清风和墨心快要成婚了,若是去南州将清扬换回来,他和墨心怎么成婚?
陆书屿眼神阴鸷地瞥了眼清风,甩袖迈步回屋。
清风吐出一口浊气,擦了擦额头上的冷汗,吸取教训,下次再也不会打扰王爷和王妃睡觉了。
陆书屿脱下外袍,在沈涵蕴身边躺下,小心翼翼将她搂进怀中。
“出什么事了?”沈涵蕴问道。
陆书屿愣了一下,垂眸看着她,“吵醒你了?”
沈涵蕴抬头,迎上陆书屿的目光,抿了抿唇没接话,等着陆书屿的回答。
“别担心,没出什么大事。”陆书屿捏了捏她圆滑的香肩。
“夏青青出事了?”沈涵蕴问道。
陆书屿摇头:“不是夏青青,是叶仲云。”
“哦。”沈涵蕴淡淡地哦了一声,翻了一个身,背贴着他的胸膛,没什么感情地说道:“那没事了。”

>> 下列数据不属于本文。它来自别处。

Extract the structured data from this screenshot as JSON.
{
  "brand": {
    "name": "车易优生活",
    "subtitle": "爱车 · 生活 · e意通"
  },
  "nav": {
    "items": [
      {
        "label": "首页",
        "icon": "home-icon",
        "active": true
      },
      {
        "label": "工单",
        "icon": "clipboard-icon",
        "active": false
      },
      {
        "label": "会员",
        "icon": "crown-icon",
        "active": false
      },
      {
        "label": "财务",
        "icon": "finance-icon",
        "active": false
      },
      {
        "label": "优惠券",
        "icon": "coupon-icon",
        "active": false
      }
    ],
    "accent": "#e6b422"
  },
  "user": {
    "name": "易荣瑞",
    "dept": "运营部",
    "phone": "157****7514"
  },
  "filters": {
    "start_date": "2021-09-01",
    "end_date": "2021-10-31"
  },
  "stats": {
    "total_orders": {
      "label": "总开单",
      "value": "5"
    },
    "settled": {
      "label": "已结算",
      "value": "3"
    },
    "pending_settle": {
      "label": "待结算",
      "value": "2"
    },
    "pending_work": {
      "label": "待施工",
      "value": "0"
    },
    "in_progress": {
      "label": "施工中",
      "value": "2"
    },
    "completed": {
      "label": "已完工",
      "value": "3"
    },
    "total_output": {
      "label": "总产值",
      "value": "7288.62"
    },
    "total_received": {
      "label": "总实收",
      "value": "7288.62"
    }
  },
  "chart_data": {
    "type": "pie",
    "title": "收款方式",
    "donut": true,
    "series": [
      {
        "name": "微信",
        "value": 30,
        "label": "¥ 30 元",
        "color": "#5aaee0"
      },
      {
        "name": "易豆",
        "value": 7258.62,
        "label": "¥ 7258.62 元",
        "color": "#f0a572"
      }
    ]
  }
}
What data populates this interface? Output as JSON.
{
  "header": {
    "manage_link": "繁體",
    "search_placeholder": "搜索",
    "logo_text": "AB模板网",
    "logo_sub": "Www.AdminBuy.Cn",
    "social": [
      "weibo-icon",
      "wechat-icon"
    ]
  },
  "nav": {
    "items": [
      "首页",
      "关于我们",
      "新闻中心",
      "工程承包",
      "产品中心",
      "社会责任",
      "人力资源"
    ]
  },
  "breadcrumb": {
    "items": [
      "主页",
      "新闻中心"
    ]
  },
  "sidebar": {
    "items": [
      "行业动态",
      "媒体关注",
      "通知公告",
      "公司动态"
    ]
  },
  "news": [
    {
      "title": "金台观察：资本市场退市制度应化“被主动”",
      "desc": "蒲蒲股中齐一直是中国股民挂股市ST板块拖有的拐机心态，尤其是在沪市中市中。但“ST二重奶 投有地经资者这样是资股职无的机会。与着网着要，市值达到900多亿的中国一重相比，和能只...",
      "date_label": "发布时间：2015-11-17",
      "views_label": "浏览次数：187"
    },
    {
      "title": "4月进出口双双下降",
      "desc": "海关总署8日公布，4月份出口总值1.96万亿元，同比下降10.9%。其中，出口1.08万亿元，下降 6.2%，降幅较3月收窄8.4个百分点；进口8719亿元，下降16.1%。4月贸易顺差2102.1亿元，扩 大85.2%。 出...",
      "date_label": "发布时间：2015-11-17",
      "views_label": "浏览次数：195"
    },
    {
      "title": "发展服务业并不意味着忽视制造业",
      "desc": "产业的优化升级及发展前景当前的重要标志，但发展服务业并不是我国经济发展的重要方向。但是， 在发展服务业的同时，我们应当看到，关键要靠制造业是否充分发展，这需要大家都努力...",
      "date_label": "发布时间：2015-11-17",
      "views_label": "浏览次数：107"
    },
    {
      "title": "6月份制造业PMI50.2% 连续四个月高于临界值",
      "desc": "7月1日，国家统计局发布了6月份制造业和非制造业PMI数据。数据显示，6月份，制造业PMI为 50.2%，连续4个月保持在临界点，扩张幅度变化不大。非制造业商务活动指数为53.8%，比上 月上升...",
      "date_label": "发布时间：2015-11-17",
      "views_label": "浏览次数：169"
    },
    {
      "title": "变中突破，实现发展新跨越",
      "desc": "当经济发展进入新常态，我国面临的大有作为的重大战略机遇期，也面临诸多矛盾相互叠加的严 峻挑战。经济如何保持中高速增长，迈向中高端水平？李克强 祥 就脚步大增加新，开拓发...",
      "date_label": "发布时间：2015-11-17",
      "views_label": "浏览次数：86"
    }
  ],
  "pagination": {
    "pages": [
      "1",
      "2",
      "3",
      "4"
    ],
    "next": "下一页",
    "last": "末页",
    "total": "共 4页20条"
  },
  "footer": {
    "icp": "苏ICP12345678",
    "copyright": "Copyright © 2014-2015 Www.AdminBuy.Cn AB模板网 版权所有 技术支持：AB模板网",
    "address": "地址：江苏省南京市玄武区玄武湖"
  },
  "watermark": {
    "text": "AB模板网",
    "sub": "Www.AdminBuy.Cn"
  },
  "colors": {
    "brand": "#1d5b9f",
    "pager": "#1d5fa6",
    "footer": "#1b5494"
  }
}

她关心的是夏青青,否则也不会把墨心留在青院,至于叶仲云,是死是活她并不关心。
陆书屿失笑,欲言又止。
听到平稳的呼吸声,陆书屿深知,她睡着了。
日上三竿,沈涵蕴睡到自然醒,伸了个懒腰,起床洗漱。
“墨心。”沈涵蕴习惯性叫墨心,进来的却是刘盼。
“王妃。”刘盼伺候沈涵蕴洗漱。
沈涵蕴敲了敲额头,差点忘了,墨心在青院。
用过早膳,沈涵蕴让刘盼带路去青院。
“涵涵。”萧惜箬一见沈涵蕴,扑上去给她一个熊抱。
刘盼是农家女,对这一幕没什么感触,雨欢从小被卖到夏府,见惯了深宅后院的腌臜事。
嫡女和庶女,大多都水火不相容,可王妃和她那个庶妹感情真好。
萧惜箬拉着沈涵蕴,与她分享昨夜的惊险。
“涵涵,还是你有先见之明把墨心留在了这里,昨夜青青出事,墨心才能及时救她,否则就有一失两命的危险。”萧惜箬后怕地说道。
“夏青青昨夜怎么了?”沈涵蕴问道。
“青青做梦,梦到叶仲云出事了,情绪激动导致差点小产。”萧惜箬说道。
沈涵蕴默了,估计这就是情人之间的心灵感应。
“青青也是,明知自己的情况,怎么能被一个梦影响到……”
“叶仲云真出事了。”沈涵蕴悄声打断萧惜箬的话。
“啊?”萧惜箬震惊错愕,随即是激动,拉着沈涵蕴去院外,问道:“他死了吗?”
沈涵蕴摇头:“没死。”
“真遗憾。”萧惜箬一脸惋惜。
沈涵蕴屈指,弹了弹萧惜箬的额头:“叶仲云要是死了,夏青青肯定殉情。”
萧惜箬摸了摸被沈涵蕴弹痛的额头,被她的话吓着了,“殉情?不至于吧?她还怀着孩子。”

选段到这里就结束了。